Death, Taxes, and Yield Farming.
In 1789, Benjamin Franklin said that nothing in life is certain except for death and taxes. In 2020, I’d agree and also add Bitcoin. But even the decade-old cryptocurrency has experienced less than .01% in downtime. So, maybe our founding fathers wouldn’t include it in their list.
Let’s focus in on taxes. All this yield farming has created an absolute mess when it comes to taxes, especially for American users. And though the U.S. government needs to update its stance on the subject, citizens still need to follow the rules.
For pleasant examples of other pro-crypto jurisdictions, look no further than Germany. Gains made in crypto, for instance, aren’t taxable if users hold them for over 12 months.

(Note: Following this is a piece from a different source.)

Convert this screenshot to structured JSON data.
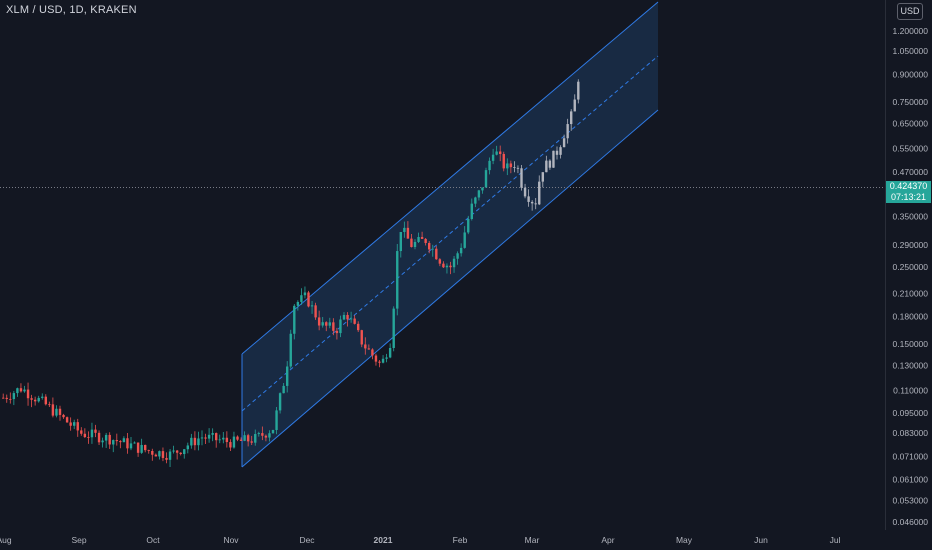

Zero, zilch, or as they say in German, nichts.
Anyway, let’s get back to the yield farming debacle.
Based on current American tax laws, everytime you buy, sell, or trade crypto, you create a taxable event. It doesn’t matter whether you are buying a coffee with your Bitcoin or lending Ethereum in a yEarn Finance vault. And insofar as the United States treats crypto similarly to property, you’re also eligible for capital gains taxes.
There are two types of capital gains taxes: Short-term and long-term.

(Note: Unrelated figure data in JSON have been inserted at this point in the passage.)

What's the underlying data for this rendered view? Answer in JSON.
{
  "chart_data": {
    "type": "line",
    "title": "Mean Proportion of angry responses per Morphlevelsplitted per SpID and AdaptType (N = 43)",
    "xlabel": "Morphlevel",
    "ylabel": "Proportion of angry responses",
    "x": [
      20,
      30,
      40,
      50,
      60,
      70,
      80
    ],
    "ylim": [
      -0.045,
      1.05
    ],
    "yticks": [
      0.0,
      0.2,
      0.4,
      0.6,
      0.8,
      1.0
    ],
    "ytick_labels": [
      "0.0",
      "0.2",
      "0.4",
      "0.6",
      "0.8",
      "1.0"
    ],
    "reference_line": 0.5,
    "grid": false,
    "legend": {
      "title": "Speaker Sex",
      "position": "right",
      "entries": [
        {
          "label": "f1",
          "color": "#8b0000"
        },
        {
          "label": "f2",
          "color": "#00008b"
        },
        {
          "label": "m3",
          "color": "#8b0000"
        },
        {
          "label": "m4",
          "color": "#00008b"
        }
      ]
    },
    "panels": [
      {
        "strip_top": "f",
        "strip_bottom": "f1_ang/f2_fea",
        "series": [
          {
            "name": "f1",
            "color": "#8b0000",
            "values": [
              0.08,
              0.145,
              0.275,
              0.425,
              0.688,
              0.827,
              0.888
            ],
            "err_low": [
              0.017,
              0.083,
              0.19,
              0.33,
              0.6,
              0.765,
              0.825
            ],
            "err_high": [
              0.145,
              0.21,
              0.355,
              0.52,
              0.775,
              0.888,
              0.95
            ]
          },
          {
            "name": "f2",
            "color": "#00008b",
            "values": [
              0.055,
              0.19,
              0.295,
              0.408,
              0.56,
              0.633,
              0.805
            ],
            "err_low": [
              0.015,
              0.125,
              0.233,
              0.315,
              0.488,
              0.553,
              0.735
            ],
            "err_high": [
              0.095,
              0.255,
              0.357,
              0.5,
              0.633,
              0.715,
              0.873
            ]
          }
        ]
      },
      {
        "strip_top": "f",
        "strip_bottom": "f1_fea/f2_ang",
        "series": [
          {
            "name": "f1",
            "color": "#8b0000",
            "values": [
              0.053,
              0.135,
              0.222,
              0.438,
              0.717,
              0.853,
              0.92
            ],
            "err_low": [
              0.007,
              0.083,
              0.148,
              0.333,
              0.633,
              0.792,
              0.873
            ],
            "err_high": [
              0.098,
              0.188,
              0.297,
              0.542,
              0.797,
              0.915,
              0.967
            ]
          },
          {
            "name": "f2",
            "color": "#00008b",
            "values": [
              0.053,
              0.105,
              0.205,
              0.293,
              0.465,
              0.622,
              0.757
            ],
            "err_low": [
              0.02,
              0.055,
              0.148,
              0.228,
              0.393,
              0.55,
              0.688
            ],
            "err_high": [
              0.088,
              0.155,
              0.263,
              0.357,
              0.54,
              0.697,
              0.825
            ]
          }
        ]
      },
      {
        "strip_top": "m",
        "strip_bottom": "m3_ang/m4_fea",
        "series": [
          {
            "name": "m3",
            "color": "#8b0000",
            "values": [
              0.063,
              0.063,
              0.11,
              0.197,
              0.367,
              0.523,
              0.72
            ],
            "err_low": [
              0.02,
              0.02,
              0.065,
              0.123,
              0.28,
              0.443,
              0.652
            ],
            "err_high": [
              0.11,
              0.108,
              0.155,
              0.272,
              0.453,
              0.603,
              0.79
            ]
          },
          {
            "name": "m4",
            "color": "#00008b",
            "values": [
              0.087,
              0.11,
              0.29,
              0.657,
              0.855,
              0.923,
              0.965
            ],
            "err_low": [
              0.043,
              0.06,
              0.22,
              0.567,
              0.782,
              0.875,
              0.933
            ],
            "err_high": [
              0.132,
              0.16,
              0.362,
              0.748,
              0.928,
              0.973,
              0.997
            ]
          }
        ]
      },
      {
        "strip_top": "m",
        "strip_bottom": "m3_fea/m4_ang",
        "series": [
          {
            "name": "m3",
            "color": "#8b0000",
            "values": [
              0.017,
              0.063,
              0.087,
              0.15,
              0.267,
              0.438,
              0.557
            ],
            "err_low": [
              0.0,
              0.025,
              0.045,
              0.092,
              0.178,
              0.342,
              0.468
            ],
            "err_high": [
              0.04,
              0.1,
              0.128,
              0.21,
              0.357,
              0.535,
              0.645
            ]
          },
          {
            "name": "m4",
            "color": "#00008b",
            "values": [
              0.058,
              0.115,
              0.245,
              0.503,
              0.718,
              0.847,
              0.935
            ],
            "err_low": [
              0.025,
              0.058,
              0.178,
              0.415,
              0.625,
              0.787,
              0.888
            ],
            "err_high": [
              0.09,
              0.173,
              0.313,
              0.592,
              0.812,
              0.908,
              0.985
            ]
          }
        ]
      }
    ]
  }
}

If you hold your Bitcoin for less than a year before doing something with it, then it’s taxed in the short-term. Longer than a year? You guessed it: Long-term.

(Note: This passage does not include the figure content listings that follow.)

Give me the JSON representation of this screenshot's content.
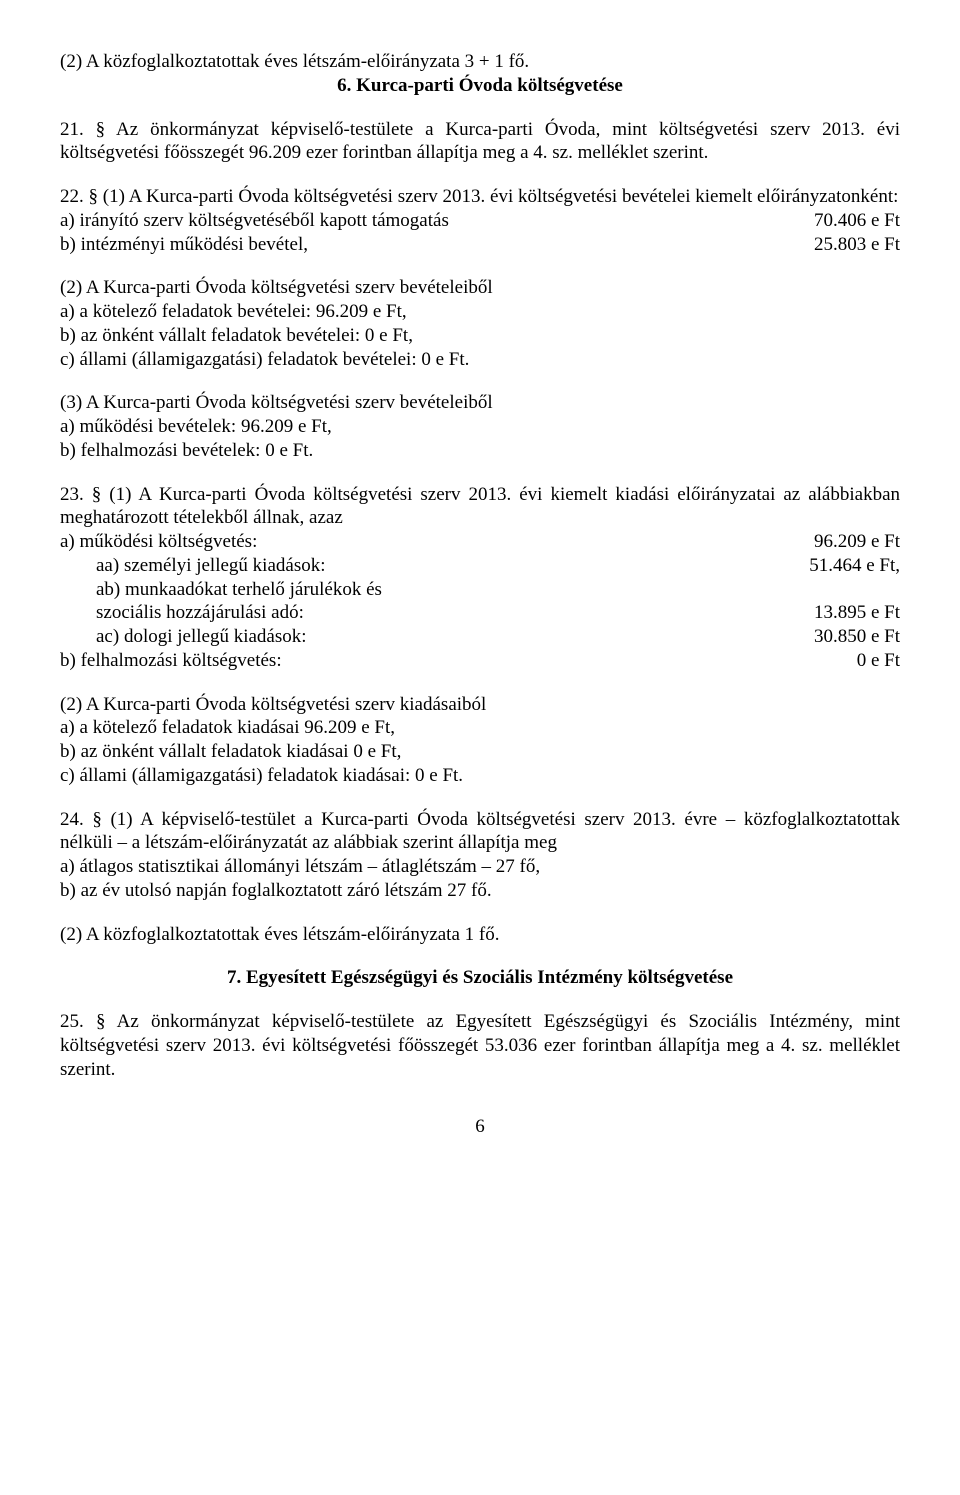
{
  "p1": "(2) A közfoglalkoztatottak éves létszám-előirányzata 3 + 1 fő.",
  "h6": "6. Kurca-parti Óvoda költségvetése",
  "p21": "21. § Az önkormányzat képviselő-testülete a Kurca-parti Óvoda, mint költségvetési szerv 2013. évi költségvetési főösszegét 96.209 ezer forintban állapítja meg a 4. sz. melléklet szerint.",
  "p22_intro": "22. § (1) A Kurca-parti Óvoda  költségvetési szerv 2013. évi költségvetési bevételei kiemelt előirányzatonként:",
  "p22_a_label": "a) irányító szerv költségvetéséből kapott támogatás",
  "p22_a_value": "70.406 e Ft",
  "p22_b_label": "b) intézményi működési bevétel,",
  "p22_b_value": "25.803 e Ft",
  "p22_2a": "(2) A Kurca-parti Óvoda költségvetési szerv bevételeiből",
  "p22_2b": "a) a kötelező feladatok bevételei: 96.209 e Ft,",
  "p22_2c": "b) az önként vállalt feladatok bevételei: 0 e Ft,",
  "p22_2d": "c) állami (államigazgatási) feladatok bevételei: 0 e Ft.",
  "p22_3a": "(3) A Kurca-parti Óvoda költségvetési szerv bevételeiből",
  "p22_3b": "a) működési bevételek: 96.209 e Ft,",
  "p22_3c": "b) felhalmozási bevételek: 0 e Ft.",
  "p23_intro": "23. § (1) A Kurca-parti Óvoda költségvetési szerv 2013. évi kiemelt kiadási előirányzatai az alábbiakban meghatározott tételekből állnak, azaz",
  "p23_a_label": "a) működési költségvetés:",
  "p23_a_value": "96.209 e Ft",
  "p23_aa_label": "aa) személyi jellegű kiadások:",
  "p23_aa_value": "51.464 e Ft,",
  "p23_ab_label1": "ab) munkaadókat terhelő járulékok és",
  "p23_ab_label2": "szociális hozzájárulási adó:",
  "p23_ab_value": "13.895 e Ft",
  "p23_ac_label": "ac) dologi jellegű kiadások:",
  "p23_ac_value": "30.850 e Ft",
  "p23_b_label": "b) felhalmozási költségvetés:",
  "p23_b_value": "0 e Ft",
  "p23_2a": "(2) A Kurca-parti Óvoda költségvetési szerv kiadásaiból",
  "p23_2b": "a) a kötelező feladatok kiadásai 96.209 e Ft,",
  "p23_2c": "b) az önként vállalt feladatok kiadásai 0 e Ft,",
  "p23_2d": "c) állami (államigazgatási) feladatok kiadásai: 0 e Ft.",
  "p24": "24. § (1) A képviselő-testület a Kurca-parti Óvoda költségvetési szerv 2013. évre – közfoglalkoztatottak nélküli – a létszám-előirányzatát az alábbiak szerint állapítja meg",
  "p24a": "a) átlagos statisztikai állományi létszám – átlaglétszám – 27 fő,",
  "p24b": "b) az év utolsó napján foglalkoztatott záró létszám 27 fő.",
  "p24_2": "(2) A közfoglalkoztatottak éves létszám-előirányzata 1 fő.",
  "h7": "7. Egyesített Egészségügyi és Szociális Intézmény költségvetése",
  "p25": "25. § Az önkormányzat képviselő-testülete az Egyesített Egészségügyi és Szociális Intézmény, mint költségvetési szerv 2013. évi költségvetési főösszegét 53.036 ezer forintban állapítja meg a 4. sz. melléklet szerint.",
  "page_number": "6"
}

Short-term capital gains taxes are the same as income taxes. But if you make more than $78,750 and hold Bitcoin longer than a year, your tax rate is 15%. Ouch.
This becomes much more complicated if you consider airdrops, forks, mining, staking, and, of course, yield farming.
Let’s say that you farmed $5,000 CRV from Curve Finance, but then the price of CRV drops and you are left holding only, say, $1,250. The IRS will still tax you for the $5,000 that you initially farmed even if you sell at a loss.
In the eyes of Uncle Sam, as soon as you “claim” those tokens, he gets his slice. He doesn’t care if whales dump on you later down the line.
And though you might think that the IRS will never find you because crypto is still too difficult to understand, trust me, they will. They’ve already been sending out tax letters to folks beginning last month.
There are two ways to minimize your tax overhead.
First, invest a bit in a quality crypto tax specialist. This could be TokenTax, Lukka Tax, CoinTracking, or any other similar service. The second bit of advice is to limit your trading activity, know when to take profits, and avoid following the hype.